OpenAFS on FreeBSD 8.1

classic Classic list List threaded Threaded
4 messages Options
Reply | Threaded
Open this post in threaded view
|  
Report Content as Inappropriate
star

OpenAFS on FreeBSD 8.1

Jan Henrik Sylvester
I did not expect my problems to have vanished, but I wanted to try again.

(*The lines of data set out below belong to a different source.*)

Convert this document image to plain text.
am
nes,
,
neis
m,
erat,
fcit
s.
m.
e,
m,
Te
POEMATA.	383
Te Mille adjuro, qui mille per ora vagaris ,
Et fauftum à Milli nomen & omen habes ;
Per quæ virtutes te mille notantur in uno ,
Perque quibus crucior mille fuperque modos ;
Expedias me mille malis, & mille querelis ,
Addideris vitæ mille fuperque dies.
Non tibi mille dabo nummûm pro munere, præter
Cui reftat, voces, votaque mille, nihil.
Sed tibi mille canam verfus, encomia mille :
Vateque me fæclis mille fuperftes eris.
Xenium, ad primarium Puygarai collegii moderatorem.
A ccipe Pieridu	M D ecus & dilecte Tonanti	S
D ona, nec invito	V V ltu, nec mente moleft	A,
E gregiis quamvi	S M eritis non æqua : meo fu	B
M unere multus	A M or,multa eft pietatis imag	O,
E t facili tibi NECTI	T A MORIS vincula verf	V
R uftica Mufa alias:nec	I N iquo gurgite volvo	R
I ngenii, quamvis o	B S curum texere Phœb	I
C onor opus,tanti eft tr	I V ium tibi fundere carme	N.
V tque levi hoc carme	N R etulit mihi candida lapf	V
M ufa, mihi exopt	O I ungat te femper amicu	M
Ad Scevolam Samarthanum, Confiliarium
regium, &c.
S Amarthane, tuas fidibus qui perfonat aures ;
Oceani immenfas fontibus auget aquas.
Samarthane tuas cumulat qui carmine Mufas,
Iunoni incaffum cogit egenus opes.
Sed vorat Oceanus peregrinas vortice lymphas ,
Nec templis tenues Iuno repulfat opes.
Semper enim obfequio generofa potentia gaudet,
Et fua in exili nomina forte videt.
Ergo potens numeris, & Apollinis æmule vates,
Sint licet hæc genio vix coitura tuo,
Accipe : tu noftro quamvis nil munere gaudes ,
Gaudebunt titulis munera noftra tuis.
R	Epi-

Should I use the git based port
http://stuff.mit.edu/afs/sipb.mit.edu/user/kaduk/freebsd/openafs/openafs-devel.shar.txt 
you pointed me to earlier for testing? Or should I always use
http://web.mit.edu/freebsd/openafs/openafs.shar that you posted to the
Quarterly Status Report?

With both, I run into the same problem compiling on FreeBSD 8.1.
http://svn.freebsd.org/viewvc/base?view=revision&revision=209524 changed
the definition of ifa_ifwithnet. In rx/rx_kernel.h, FreeBSD 8.1 needs
the same definition of rx_ifaddr_withnet as AFS_OBSD46_ENV (while
FreeBSD 8.0 needs the generic one). Should FreeBSD 8.0 still be supported?

With the git based port, I get an error on "kldload libafs": "can't load
libafs: Exec format error" (missing symbol?) -- openafs-1.5.75 (the
other port) does not seem to have this problem.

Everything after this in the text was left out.